It’s a ludicrous and depressing distraction, but fortunately as this ethereally-mongered fear falls to earth it is finding itself slowly overgrown by green shoots. Life remains challenging but there are signs of spring, at least metaphorically.
Take last weekend’s RIAS International Convention, which took as it its theme ‘BIG World, WEE Scotland’. The event grew in the telling, culminating in a warmly barbed poetic contribution from the Scots Makar, Liz Lochhead. There were examples of positive projects and programmes from Europe and the UK, with the transformation of Copenhagen into a people-friendly city a particular inspiration to all who gathered.
Case studies from our close neighbours, Norway, Denmark and the Netherlands suggested they are all big enough, wealthy enough and smart enough not only to take care of themselves but to prosper as modern societies.
My own case studies included Tomintoul & Glenlivet, where the communities are rapidly rediscovering themselves. Their recently adopted Regeneration Strategy bridges the urban and rural divide by co-ordinating action across the historic planned village of Tomintoul, the dispersed rural settlement of Glenlivet and a thinly populated 200km2 rural catchment. Its scope extends well beyond large-scale habitat and landscape focused approaches such as RSPB’s Futurescapes and SWT’s Living Landscapes by also focusing on people, communities and place.

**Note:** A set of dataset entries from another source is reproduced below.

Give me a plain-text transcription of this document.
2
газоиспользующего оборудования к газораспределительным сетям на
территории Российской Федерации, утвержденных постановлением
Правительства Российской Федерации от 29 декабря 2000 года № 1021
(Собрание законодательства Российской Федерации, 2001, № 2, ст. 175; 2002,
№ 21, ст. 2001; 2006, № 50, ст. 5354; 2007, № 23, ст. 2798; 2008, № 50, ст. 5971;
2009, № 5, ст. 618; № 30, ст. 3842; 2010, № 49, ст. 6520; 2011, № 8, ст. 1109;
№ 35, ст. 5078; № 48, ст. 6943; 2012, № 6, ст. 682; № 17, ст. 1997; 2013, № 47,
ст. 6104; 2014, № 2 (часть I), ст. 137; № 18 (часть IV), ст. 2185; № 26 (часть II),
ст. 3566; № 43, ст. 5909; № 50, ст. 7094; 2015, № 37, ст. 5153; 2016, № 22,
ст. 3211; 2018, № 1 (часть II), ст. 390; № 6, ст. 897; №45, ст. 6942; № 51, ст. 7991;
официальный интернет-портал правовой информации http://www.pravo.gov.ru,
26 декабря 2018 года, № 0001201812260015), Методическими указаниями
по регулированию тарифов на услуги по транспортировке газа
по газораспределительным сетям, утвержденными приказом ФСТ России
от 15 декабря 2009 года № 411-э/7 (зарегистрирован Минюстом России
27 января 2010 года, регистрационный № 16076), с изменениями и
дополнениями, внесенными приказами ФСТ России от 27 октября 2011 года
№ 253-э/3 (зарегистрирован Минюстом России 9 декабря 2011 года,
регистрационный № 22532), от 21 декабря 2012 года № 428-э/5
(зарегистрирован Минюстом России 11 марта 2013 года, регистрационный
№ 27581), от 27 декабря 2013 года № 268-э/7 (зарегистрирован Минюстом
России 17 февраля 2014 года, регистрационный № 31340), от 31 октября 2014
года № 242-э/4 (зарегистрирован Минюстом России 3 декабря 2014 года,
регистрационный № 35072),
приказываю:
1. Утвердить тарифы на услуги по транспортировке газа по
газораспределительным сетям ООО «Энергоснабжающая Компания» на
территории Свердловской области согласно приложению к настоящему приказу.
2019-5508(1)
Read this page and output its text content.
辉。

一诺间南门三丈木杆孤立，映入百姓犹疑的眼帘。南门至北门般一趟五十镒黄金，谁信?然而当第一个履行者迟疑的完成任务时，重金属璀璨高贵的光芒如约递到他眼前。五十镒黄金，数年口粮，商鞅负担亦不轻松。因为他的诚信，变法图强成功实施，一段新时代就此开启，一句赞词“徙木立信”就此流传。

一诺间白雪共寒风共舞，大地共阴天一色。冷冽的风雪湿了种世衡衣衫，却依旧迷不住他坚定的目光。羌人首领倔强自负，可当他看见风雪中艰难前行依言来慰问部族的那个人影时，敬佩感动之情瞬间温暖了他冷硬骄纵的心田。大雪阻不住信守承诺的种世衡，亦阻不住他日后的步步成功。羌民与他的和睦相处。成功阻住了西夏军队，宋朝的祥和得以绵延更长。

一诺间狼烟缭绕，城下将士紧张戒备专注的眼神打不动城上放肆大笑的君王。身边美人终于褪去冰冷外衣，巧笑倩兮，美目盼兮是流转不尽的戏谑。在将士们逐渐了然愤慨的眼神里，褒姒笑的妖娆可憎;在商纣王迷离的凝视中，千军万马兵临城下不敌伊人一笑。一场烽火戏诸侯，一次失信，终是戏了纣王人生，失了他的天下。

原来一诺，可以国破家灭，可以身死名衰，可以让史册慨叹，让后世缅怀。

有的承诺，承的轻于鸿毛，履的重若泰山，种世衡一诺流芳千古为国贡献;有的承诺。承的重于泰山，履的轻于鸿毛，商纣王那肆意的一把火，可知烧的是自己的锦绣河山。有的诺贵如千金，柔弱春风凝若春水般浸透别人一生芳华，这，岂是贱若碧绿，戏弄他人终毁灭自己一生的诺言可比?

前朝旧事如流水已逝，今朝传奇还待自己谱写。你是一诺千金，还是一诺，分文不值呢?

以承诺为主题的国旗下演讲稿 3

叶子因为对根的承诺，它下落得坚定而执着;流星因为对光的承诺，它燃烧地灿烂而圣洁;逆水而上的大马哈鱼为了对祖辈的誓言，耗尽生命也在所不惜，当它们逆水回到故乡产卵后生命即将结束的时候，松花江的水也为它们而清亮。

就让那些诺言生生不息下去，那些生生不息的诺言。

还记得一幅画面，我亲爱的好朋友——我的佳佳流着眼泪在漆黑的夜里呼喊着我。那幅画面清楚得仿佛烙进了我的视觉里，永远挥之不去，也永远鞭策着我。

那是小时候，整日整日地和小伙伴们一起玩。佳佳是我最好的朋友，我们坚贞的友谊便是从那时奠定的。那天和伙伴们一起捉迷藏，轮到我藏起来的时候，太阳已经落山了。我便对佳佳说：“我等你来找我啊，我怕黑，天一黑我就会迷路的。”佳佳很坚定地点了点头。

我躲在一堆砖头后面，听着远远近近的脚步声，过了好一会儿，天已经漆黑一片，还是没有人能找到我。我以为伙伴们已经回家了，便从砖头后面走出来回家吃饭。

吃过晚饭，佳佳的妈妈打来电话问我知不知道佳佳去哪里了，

A translation of this planner-speak might read, ‘many local people have come together to improve the place they live’. It’s a project which has grown from the ground up, led tentatively then expertly by the community. It attracted exceptionally dynamic and motivated support from the Cairngorms National Park Authority, giving it momentum.
It won backing from the Crown Estate at Glenlivet – the major landowner in the area. Soon, Moray Council, Highlands & Islands Enterprise and Visit Scotland also climbed aboard. A partnership centred on the two local community associations and the area business group has underpinned the Regeneration Strategy.
A previously divided community exposed to long term socio-economic shifts and public service downgrading is rapidly reinventing itself. Membership of a new delivery vehicle – the Tomintoul & Glenlivet Development Trust – already exceeds 25% of the local population.
The area has been selected as one of only 6 community broadband pioneer projects in Scotland. An under-performing Youth Hostel has been taken on by the Trust and renovation is underway. The Crown Estate is on site with a £500,000 Mountain Biking Centre. Gateway public realm and landscaping is proceeding with Cairngorms National Park Authority-secured ‘shovel ready’ Scottish Government funding.
Obviously this alone will not transform Scotland’s economy or society. It won’t register as a case study of ‘BIG World’ significance. However, in its own way, it is a beacon amongst numerous illuminating projects across Scotland, where people and communities are taking a lead in reinvigorating themselves.
As an antidote to our inability to see opportunity, possibility and capability, WEE Scotland has BIG lessons for us all.
“If aw his hums and haws were hams and haggises, the country wad be weel fed!” Liz Lochhead, Mary Queen of Scots Got Her Head Chopped Off, 1987.